The critically acclaimed series has recently implemented a gender balanced writer's room for its third season. And while most critics and fans agree that this has not affected quality, a small section of the fandom has gone on to harass two of the show's female writers namely, Jane Becker and Jessica Gao. They have been subjected to ugly comments on twitter and were doxxed (had their personal information put online).
Speaking to Entertainment Weekly, Harmon lays out what he thinks of those internet trolls. “I was familiar going into the third season, having talked to Felicia Day, that any high-profile women get doxxed, they get harassed, they get threatened, they get slandered. And part of it is a testosterone-based subculture patting themselves on the back for trolling these women," he pointed out.
He then went on to call out this so-called fans of his work. “These knobs, that want to protect the content they think they own — and somehow combine that with their need to be proud of something they have, which is often only their race or gender. It’s offensive to me as someone who was born male and white, and still works way harder than them, that there’s some white male trying to further some creepy agenda by ‘protecting’ my work," he said. "I’ve made no bones about the fact that I loathe these people. It f—ing sucks."
He also went on to explain the ins and outs of a typical writers room, and states that it is a matter of team work and each episode does not fall on the shoulders of the credited writer alone. “It’s frustrating enough having run Community for several years to see threads like, ‘Oh well, it makes sense this episode was written by Andy Bobrow because when Hilary Winston wrote her episode she tends to linger more on dialogue and Andy is better at the I-want-to-hold-you moments.’ And I want to scream at my computer: ‘You idiots, we all write the show together!'" Harmon said.

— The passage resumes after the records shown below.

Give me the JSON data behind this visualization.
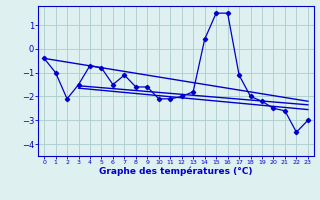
{
  "x": [
    0,
    1,
    2,
    3,
    4,
    5,
    6,
    7,
    8,
    9,
    10,
    11,
    12,
    13,
    14,
    15,
    16,
    17,
    18,
    19,
    20,
    21,
    22,
    23
  ],
  "y_main": [
    -0.4,
    -1.0,
    -2.1,
    -1.5,
    -0.7,
    -0.8,
    -1.5,
    -1.1,
    -1.6,
    -1.6,
    -2.1,
    -2.1,
    -2.0,
    -1.8,
    0.4,
    1.5,
    1.5,
    -1.1,
    -2.0,
    -2.2,
    -2.5,
    -2.6,
    -3.5,
    -3.0
  ],
  "trend1_x": [
    0,
    23
  ],
  "trend1_y": [
    -0.4,
    -2.2
  ],
  "trend2_x": [
    3,
    23
  ],
  "trend2_y": [
    -1.55,
    -2.35
  ],
  "trend3_x": [
    3,
    23
  ],
  "trend3_y": [
    -1.65,
    -2.55
  ],
  "bg_color": "#dff0f0",
  "line_color": "#0000cc",
  "grid_color": "#aacccc",
  "xlabel": "Graphe des températures (°C)",
  "xlim": [
    -0.5,
    23.5
  ],
  "ylim": [
    -4.5,
    1.8
  ],
  "yticks": [
    -4,
    -3,
    -2,
    -1,
    0,
    1
  ],
  "xticks": [
    0,
    1,
    2,
    3,
    4,
    5,
    6,
    7,
    8,
    9,
    10,
    11,
    12,
    13,
    14,
    15,
    16,
    17,
    18,
    19,
    20,
    21,
    22,
    23
  ]
}
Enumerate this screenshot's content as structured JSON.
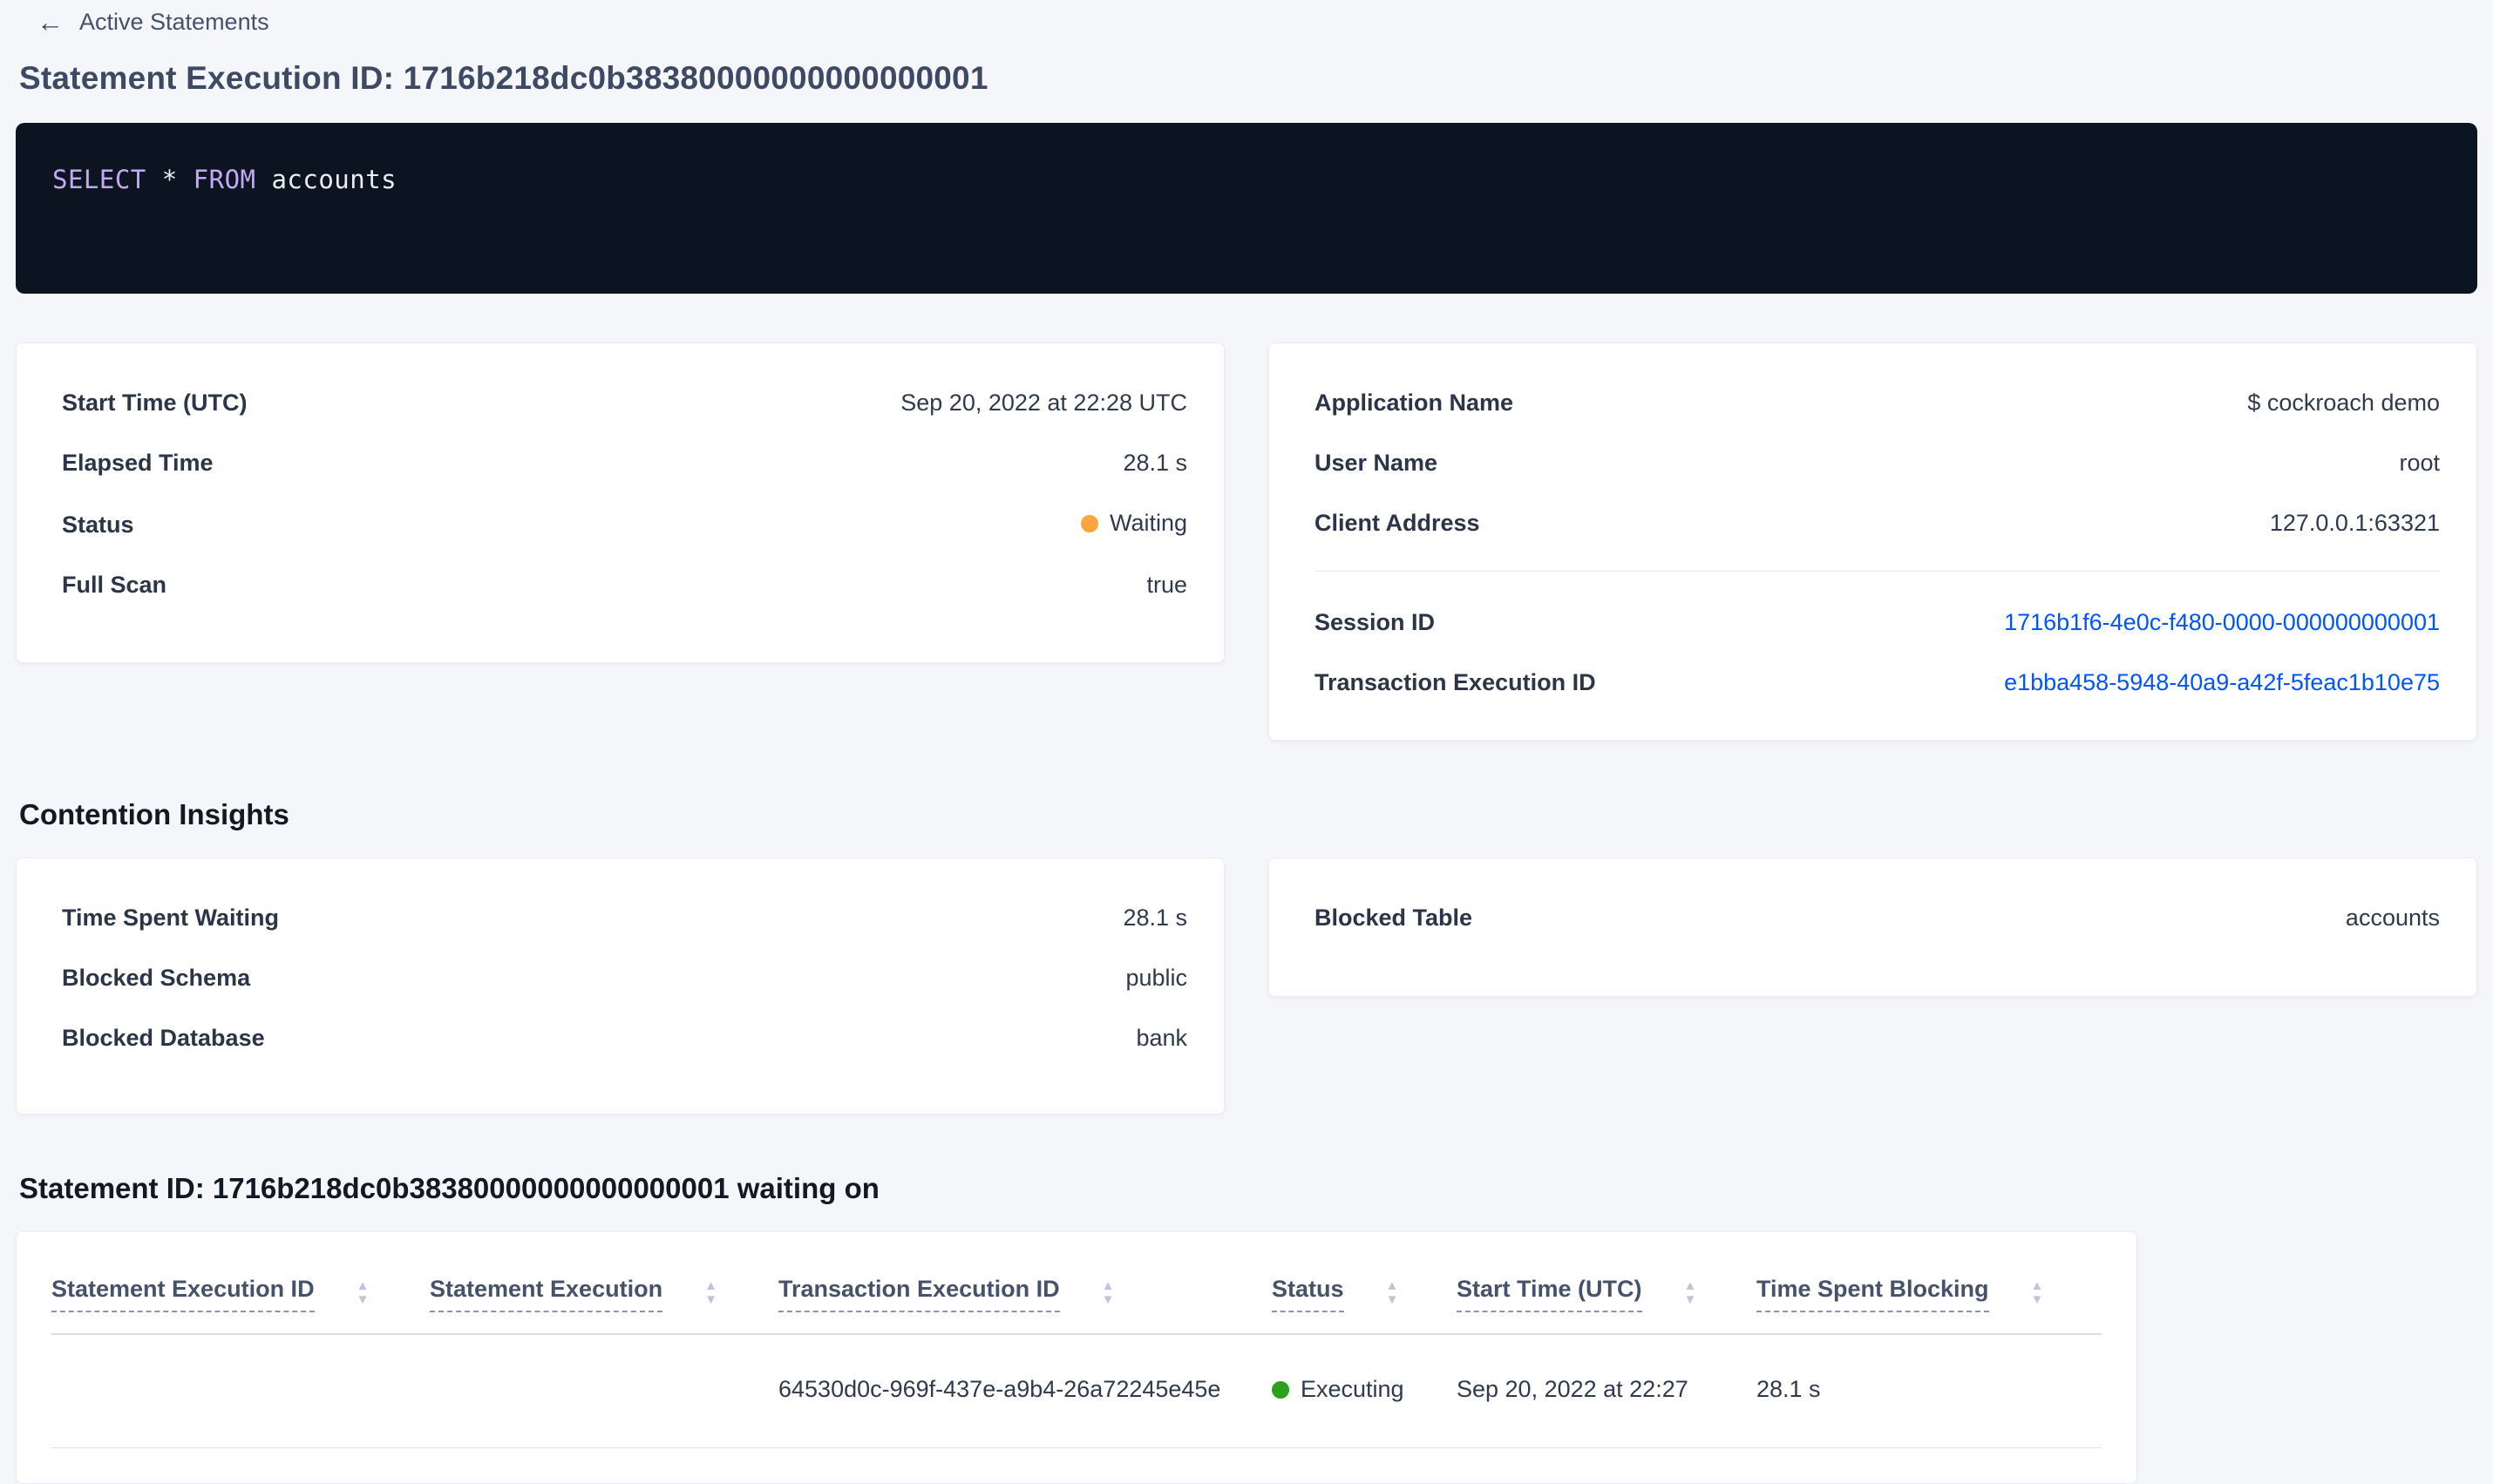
{
  "header": {
    "back_label": "Active Statements",
    "title": "Statement Execution ID: 1716b218dc0b38380000000000000001"
  },
  "glyphs": {
    "back_arrow": "←",
    "sort_up": "▲",
    "sort_down": "▼"
  },
  "colors": {
    "page_background": "#f4f6fa",
    "sql_box_background": "#0d1421",
    "sql_keyword": "#c5a8f3",
    "sql_text": "#e9edf4",
    "link": "#0055ff",
    "status_waiting_dot": "#ffa53b",
    "status_executing_dot": "#2ca01c"
  },
  "sql": {
    "kw_select": "SELECT",
    "star": " * ",
    "kw_from": "FROM",
    "table_name": " accounts"
  },
  "overview_card": {
    "rows": [
      {
        "label": "Start Time (UTC)",
        "value": "Sep 20, 2022 at 22:28 UTC"
      },
      {
        "label": "Elapsed Time",
        "value": "28.1 s"
      },
      {
        "label": "Status",
        "value": "Waiting"
      },
      {
        "label": "Full Scan",
        "value": "true"
      }
    ]
  },
  "session_card": {
    "rows": [
      {
        "label": "Application Name",
        "value": "$ cockroach demo"
      },
      {
        "label": "User Name",
        "value": "root"
      },
      {
        "label": "Client Address",
        "value": "127.0.0.1:63321"
      }
    ],
    "links": [
      {
        "label": "Session ID",
        "value": "1716b1f6-4e0c-f480-0000-000000000001"
      },
      {
        "label": "Transaction Execution ID",
        "value": "e1bba458-5948-40a9-a42f-5feac1b10e75"
      }
    ]
  },
  "contention": {
    "heading": "Contention Insights",
    "left_rows": [
      {
        "label": "Time Spent Waiting",
        "value": "28.1 s"
      },
      {
        "label": "Blocked Schema",
        "value": "public"
      },
      {
        "label": "Blocked Database",
        "value": "bank"
      }
    ],
    "right_rows": [
      {
        "label": "Blocked Table",
        "value": "accounts"
      }
    ]
  },
  "waiting_section": {
    "heading": "Statement ID: 1716b218dc0b38380000000000000001 waiting on",
    "columns": [
      "Statement Execution ID",
      "Statement Execution",
      "Transaction Execution ID",
      "Status",
      "Start Time (UTC)",
      "Time Spent Blocking"
    ],
    "rows": [
      {
        "statement_execution_id": "",
        "statement_execution": "",
        "transaction_execution_id": "64530d0c-969f-437e-a9b4-26a72245e45e",
        "status": "Executing",
        "start_time": "Sep 20, 2022 at 22:27",
        "time_spent_blocking": "28.1 s"
      }
    ]
  }
}
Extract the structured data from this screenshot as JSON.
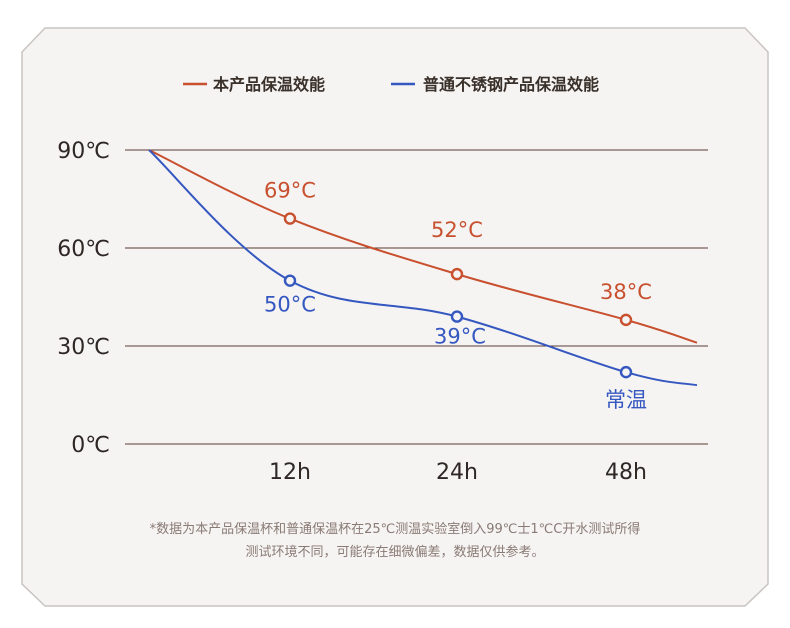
{
  "chart_data": {
    "type": "line",
    "legend_position": "top",
    "grid": true,
    "y_ticks": [
      "90℃",
      "60℃",
      "30℃",
      "0℃"
    ],
    "y_tick_values": [
      90,
      60,
      30,
      0
    ],
    "ylim": [
      0,
      90
    ],
    "categories": [
      "12h",
      "24h",
      "48h"
    ],
    "series": [
      {
        "name": "本产品保温效能",
        "color": "#c8502e",
        "start_value": 90,
        "values": [
          69,
          52,
          38
        ],
        "labels": [
          "69°C",
          "52°C",
          "38°C"
        ],
        "end_value": 31
      },
      {
        "name": "普通不锈钢产品保温效能",
        "color": "#3557c0",
        "start_value": 90,
        "values": [
          50,
          39,
          22
        ],
        "labels": [
          "50°C",
          "39°C",
          "常温"
        ],
        "end_value": 18
      }
    ]
  },
  "footnote": {
    "line1": "*数据为本产品保温杯和普通保温杯在25℃测温实验室倒入99℃士1℃C开水测试所得",
    "line2": "测试环境不同，可能存在细微偏差，数据仅供参考。"
  },
  "colors": {
    "panel_bg": "#f5f4f3",
    "panel_border": "#c9c4c1",
    "grid": "#5a3c33"
  }
}
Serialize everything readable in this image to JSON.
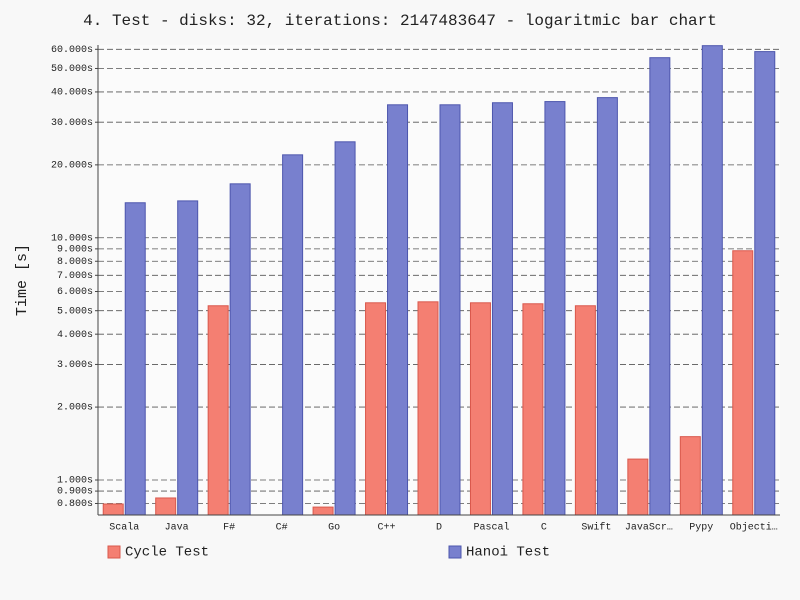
{
  "chart_data": {
    "type": "bar",
    "title": "4. Test - disks: 32, iterations: 2147483647 - logaritmic bar chart",
    "y_label": "Time [s]",
    "categories": [
      "Scala",
      "Java",
      "F#",
      "C#",
      "Go",
      "C++",
      "D",
      "Pascal",
      "C",
      "Swift",
      "JavaScr…",
      "Pypy",
      "Objecti…"
    ],
    "series": [
      {
        "name": "Cycle Test",
        "color": "#f47f72",
        "values": [
          0.796,
          0.843,
          5.24,
          null,
          0.773,
          5.39,
          5.44,
          5.39,
          5.34,
          5.24,
          1.22,
          1.51,
          8.84
        ]
      },
      {
        "name": "Hanoi Test",
        "color": "#7880ce",
        "values": [
          13.95,
          14.2,
          16.7,
          22.0,
          24.9,
          35.4,
          35.4,
          36.1,
          36.5,
          37.9,
          55.4,
          62.1,
          58.7
        ]
      }
    ],
    "log_scale": true,
    "ylim": [
      0.717,
      62.5
    ],
    "yticks": [
      {
        "value": 0.8,
        "label": "0.800s"
      },
      {
        "value": 0.9,
        "label": "0.900s"
      },
      {
        "value": 1,
        "label": "1.000s"
      },
      {
        "value": 2,
        "label": "2.000s"
      },
      {
        "value": 3,
        "label": "3.000s"
      },
      {
        "value": 4,
        "label": "4.000s"
      },
      {
        "value": 5,
        "label": "5.000s"
      },
      {
        "value": 6,
        "label": "6.000s"
      },
      {
        "value": 7,
        "label": "7.000s"
      },
      {
        "value": 8,
        "label": "8.000s"
      },
      {
        "value": 9,
        "label": "9.000s"
      },
      {
        "value": 10,
        "label": "10.000s"
      },
      {
        "value": 20,
        "label": "20.000s"
      },
      {
        "value": 30,
        "label": "30.000s"
      },
      {
        "value": 40,
        "label": "40.000s"
      },
      {
        "value": 50,
        "label": "50.000s"
      },
      {
        "value": 60,
        "label": "60.000s"
      }
    ],
    "grid": true,
    "legend": "bottom"
  }
}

"The reason one person’s name goes on an episode is that someone has to and everyone deserves one of those times at bat where they have to do all the grunt work — they have to do all the outlining, sometimes, if they’re willing to, they can expand into the post-production process," he explained further.
Well the most important thing to note is, if it's a great show who cares what gender, race, religion or sexual orientation the writers are. Just enjoy it, who really has that much time on their hands that they would have to check the credited writers, research them, and go out of their way to harass them?
Rick and Morty airs Sunday Night on Cartoon Network's Adult Swim.